Suppose i have list of lists
list_l = [ ['txt1', 'val1'], ['txt2', 'val2'], ['txt1', 'val3'], ['txt1', 'val5'] ]
I want to transform this as dictionary below
dict_result = {'txt1': ['val1', 'val3', 'val5'], 'txt2': ['val2']}
Also there are performance requirements as the original list is from ~800mb of file contents.
CodePudding user response:
It's a simple for-loop :
dictionnary = {}
for i in list_l:
if i[0] not in dictionnary:
dictionnary[i[0]] = []
dictionnary[i[0]].append(i[1])
else:
dictionnary[i[0]].append(i[1])
But yeah, for a list of 800mb you should take a look to those librairies like @9769953 told you
CodePudding user response:
as @AxelRozental suggests but utilizing the dictionary pop feature:
dictionary = {}
for i in list:
k = dictionary.pop(i[0], [])
k.append(i[1])
dictionary[i[0]] = k
CodePudding user response:
The defaultdict data structure is the simplest way.

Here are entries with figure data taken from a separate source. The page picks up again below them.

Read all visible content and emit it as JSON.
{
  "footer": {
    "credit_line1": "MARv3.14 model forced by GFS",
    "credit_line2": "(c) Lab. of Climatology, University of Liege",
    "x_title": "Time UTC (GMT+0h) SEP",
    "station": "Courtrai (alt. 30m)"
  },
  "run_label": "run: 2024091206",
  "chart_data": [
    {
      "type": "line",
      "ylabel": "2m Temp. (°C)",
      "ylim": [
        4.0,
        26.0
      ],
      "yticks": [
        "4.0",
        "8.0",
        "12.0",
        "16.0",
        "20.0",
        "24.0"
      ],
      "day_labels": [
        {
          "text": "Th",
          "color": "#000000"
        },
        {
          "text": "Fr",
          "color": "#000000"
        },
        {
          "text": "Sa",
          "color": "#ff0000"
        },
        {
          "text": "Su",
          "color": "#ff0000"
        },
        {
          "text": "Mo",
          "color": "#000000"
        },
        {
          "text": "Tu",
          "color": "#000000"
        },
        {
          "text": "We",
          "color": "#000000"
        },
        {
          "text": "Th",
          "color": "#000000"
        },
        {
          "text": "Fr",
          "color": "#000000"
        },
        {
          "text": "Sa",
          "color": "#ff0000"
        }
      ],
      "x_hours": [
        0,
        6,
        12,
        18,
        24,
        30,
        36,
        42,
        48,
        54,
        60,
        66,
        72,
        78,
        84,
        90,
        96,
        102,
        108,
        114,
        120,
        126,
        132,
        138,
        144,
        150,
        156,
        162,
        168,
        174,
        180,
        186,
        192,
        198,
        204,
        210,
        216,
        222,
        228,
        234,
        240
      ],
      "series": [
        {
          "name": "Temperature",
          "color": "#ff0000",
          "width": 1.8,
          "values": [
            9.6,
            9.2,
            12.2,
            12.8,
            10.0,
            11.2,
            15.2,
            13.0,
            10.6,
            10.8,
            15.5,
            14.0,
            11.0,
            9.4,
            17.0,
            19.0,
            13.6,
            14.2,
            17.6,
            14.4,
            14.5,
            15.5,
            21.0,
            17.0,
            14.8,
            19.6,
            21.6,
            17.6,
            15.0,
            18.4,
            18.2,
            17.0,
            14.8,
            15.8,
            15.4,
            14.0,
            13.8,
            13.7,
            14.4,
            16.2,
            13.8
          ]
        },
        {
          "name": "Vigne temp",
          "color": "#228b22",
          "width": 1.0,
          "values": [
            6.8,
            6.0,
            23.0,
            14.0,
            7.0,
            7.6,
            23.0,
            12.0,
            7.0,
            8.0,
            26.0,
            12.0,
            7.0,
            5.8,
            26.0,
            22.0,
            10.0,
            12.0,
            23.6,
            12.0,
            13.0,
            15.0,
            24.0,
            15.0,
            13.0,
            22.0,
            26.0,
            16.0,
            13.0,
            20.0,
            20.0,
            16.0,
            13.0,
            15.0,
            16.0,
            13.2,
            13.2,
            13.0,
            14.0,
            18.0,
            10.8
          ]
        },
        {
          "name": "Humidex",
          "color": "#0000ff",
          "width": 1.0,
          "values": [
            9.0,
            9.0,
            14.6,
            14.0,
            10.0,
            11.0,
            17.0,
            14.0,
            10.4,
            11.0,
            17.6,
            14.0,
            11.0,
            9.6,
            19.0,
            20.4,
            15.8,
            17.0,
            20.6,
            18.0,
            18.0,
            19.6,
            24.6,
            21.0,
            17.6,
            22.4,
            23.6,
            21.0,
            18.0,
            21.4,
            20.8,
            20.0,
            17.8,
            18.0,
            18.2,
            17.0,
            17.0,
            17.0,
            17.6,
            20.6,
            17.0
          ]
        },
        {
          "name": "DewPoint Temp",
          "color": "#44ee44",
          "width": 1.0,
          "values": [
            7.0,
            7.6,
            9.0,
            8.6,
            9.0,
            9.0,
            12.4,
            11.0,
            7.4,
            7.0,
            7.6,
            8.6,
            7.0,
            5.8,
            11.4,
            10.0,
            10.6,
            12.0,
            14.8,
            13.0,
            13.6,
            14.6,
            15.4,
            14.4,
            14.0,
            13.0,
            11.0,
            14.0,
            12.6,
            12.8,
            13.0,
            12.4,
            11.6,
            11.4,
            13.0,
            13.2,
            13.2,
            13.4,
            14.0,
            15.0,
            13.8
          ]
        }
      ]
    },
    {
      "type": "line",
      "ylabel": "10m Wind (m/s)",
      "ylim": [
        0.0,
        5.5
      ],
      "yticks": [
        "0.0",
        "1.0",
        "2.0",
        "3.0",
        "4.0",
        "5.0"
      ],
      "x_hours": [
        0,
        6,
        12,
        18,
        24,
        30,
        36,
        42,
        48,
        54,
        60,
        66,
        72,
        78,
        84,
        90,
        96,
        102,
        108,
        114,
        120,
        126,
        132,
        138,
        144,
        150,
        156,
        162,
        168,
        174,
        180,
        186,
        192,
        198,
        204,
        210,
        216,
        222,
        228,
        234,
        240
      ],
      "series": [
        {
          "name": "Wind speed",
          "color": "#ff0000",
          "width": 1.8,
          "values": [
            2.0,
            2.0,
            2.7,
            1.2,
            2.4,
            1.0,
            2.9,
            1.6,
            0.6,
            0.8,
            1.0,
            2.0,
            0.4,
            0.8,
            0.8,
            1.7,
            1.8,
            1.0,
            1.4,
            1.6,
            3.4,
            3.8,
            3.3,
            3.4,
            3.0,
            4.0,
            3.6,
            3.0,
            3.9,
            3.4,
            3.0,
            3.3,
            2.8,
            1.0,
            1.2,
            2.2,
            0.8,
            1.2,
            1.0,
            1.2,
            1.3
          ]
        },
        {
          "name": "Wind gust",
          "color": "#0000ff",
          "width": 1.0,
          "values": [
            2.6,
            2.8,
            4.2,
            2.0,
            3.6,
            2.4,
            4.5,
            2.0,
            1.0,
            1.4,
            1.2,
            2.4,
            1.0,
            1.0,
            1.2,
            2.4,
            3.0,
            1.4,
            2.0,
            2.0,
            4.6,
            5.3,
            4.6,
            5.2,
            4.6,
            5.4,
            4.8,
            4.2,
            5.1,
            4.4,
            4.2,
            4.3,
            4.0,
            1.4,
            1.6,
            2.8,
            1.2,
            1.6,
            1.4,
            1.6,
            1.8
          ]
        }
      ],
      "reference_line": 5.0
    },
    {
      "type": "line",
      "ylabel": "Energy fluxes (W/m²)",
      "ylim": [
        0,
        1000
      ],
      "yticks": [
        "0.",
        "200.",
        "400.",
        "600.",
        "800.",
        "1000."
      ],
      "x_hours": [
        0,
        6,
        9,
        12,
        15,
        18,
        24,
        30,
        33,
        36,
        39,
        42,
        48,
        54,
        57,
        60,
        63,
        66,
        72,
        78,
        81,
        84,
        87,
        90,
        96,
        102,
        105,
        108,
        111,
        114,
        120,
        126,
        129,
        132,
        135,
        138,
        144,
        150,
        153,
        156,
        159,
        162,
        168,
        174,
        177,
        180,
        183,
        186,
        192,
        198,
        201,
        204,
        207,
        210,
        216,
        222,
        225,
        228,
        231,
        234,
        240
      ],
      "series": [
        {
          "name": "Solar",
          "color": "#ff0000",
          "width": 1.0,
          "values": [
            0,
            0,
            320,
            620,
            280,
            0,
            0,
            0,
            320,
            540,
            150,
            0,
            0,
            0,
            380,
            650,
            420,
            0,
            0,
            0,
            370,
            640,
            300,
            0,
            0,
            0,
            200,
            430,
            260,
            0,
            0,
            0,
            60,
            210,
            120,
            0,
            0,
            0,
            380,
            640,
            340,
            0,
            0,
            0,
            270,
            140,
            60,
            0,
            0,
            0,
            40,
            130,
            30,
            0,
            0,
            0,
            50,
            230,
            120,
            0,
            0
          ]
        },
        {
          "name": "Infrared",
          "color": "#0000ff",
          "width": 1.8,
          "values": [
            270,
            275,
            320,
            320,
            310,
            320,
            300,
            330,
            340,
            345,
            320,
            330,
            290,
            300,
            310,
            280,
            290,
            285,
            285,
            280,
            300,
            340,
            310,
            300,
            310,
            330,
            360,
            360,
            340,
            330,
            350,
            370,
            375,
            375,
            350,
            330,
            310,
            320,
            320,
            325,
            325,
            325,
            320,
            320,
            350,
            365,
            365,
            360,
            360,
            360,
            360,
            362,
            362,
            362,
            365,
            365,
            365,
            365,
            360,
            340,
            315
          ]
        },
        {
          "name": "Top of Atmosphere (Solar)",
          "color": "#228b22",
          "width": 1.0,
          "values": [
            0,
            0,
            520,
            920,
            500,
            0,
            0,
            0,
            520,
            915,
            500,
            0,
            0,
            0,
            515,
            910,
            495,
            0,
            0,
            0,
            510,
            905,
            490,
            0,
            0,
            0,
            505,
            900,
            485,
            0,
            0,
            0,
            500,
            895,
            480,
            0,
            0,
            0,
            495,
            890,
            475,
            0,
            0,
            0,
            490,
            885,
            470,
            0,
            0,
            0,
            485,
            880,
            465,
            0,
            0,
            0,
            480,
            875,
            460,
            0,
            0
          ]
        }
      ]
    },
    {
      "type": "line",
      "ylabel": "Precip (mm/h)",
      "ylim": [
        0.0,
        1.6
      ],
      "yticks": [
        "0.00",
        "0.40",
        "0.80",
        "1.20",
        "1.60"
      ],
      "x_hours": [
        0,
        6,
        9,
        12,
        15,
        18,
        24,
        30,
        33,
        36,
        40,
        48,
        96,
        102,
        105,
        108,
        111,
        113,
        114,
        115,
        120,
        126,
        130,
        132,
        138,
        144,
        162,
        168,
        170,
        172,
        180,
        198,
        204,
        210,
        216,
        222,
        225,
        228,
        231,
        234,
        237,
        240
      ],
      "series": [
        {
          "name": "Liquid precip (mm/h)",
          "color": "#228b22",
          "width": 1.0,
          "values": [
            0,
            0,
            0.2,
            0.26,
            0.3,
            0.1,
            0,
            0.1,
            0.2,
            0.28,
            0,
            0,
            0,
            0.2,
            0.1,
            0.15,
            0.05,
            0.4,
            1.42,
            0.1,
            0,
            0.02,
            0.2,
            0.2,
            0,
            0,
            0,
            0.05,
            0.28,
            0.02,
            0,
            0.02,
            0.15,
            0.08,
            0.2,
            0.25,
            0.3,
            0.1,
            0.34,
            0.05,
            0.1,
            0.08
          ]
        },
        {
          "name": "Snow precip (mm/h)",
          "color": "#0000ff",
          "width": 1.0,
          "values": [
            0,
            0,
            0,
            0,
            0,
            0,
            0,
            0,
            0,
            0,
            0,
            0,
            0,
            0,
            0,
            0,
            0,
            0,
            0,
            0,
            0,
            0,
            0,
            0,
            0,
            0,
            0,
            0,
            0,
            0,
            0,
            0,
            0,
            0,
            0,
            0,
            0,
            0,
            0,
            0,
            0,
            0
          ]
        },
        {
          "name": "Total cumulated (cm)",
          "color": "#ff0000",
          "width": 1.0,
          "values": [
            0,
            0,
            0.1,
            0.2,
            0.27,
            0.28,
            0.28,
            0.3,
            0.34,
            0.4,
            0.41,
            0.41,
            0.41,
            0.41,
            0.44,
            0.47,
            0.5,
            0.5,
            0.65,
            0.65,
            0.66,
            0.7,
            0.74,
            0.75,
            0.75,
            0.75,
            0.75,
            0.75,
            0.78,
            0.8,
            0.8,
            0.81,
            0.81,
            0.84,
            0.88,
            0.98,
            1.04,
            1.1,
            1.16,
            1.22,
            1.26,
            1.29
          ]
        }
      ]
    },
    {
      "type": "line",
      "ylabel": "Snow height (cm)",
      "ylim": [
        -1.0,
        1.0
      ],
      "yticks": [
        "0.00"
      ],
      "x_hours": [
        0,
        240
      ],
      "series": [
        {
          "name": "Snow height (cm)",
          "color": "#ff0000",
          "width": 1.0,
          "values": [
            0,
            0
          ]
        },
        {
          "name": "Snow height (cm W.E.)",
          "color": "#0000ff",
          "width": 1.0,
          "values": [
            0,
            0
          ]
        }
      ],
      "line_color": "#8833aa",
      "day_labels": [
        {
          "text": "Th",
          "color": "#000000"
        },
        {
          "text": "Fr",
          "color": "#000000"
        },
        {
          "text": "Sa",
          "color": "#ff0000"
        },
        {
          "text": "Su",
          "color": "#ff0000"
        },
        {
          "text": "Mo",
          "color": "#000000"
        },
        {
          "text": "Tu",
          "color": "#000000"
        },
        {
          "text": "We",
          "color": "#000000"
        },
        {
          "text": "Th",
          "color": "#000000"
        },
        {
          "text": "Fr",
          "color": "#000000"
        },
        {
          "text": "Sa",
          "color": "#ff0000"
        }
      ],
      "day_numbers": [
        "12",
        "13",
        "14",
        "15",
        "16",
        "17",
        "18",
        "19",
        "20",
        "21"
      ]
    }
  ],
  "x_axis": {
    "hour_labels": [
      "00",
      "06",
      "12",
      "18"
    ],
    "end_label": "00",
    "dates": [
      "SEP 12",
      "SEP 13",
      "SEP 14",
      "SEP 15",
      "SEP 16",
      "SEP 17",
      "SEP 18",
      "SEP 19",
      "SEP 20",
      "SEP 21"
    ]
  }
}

You can do a single scan in the list and collect incrementally the second element
from collections import defaultdict
list_l = [ ['txt1', 'val1'], ['txt2', 'val2'], ['txt1', 'val3'], ['txt1', 'val5'] ]
out = defaultdict(list)
for k, v in list_l:
out[k].append(v)
# defaultdict(list, {'txt1': ['val1', 'val3', 'val5'], 'txt2': ['val2']})
If the data amount could be critical consider to 'consume' the original list using pop function (as already told)